Among the reforms in Feingold’s JUSTICE Act was a measure requiring targets of “roving” wiretaps to be identified, as is required under criminal wiretap statutes, rather than merely described. Unlike criminal taps, FISA eavesdropping tends to be extraordinarily broad, with any innocent communications picked up “minimized” later. Yet “minimization,” the legal procedures meant to protect the privacy of innocent Americans when their communications are swept up in a FISA wiretap, does not mean deletion. In a 2003 case, US v. Sattar, prosecutors submitted 5,175 recordings made under FISA that had not been “minimized.” Yet, faced with disclosure obligations at trial, it turned out that they were able to produce a far greater volume of recordings: more than 85,000 audio files.
Given that breadth, the risks inherent in “John Doe” warrants, which neither name a specific phone line or Internet account in advance nor identify a target, are obvious. Indeed, a 2005 Inspector General report on the FBI’s translation backlogs revealed that among the eighty‐seven years’ worth of foreign language material recorded FISA in 2004 alone — a tiny fraction of what the NSA collects — there were an undisclosed number of “collections of materials from the wrong sources due to technical problems.” Feingold’s proposed change was not even publicly debated.

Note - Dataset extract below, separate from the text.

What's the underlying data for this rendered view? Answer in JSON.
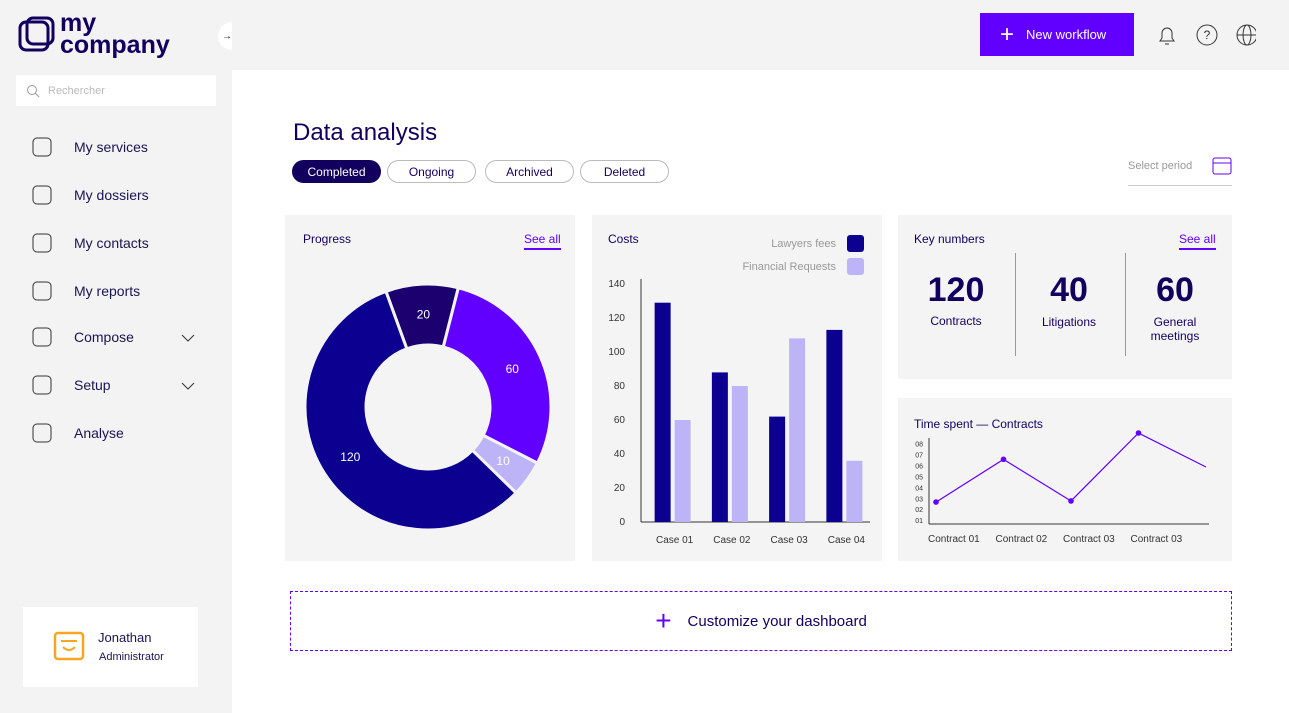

Still harder to justify is the unwillingness to rein in NSLs, now issued by the tens of thousands annually — the majority of which are for the records of US persons. The Senate did see fit to make some modest changes to the NSL gag orders that prohibit recipients from talking about them — orders federal courts had already found unconstitutional in their present form. But there seemed little concern that the massive expansion in the scope of NSL authority under the Patriot Act and subsequent legislation had given rise to the endemic misuse of the letters discovered in two Inspector General reports. As IG Glenn Fine testified in September, two years after that first report, the FBI has still not produced the new internal guidelines his office recommended.
Fortunately, not all legislators are quite so willing to accept the “trust us” standard of the Bush years. Several House Democrats are requesting more public information about the use of 215 orders in particular, and there is still plenty of time to fix the flaccid bill produced by the Senate Judiciary Committee. It will take courage to push back against glib assurances that we can be made safe from terror only if Americans’ private records can be vacuumed into vast databases with few limits. But if Democrats want to project real toughness in the national security arena, this would be a good place to start.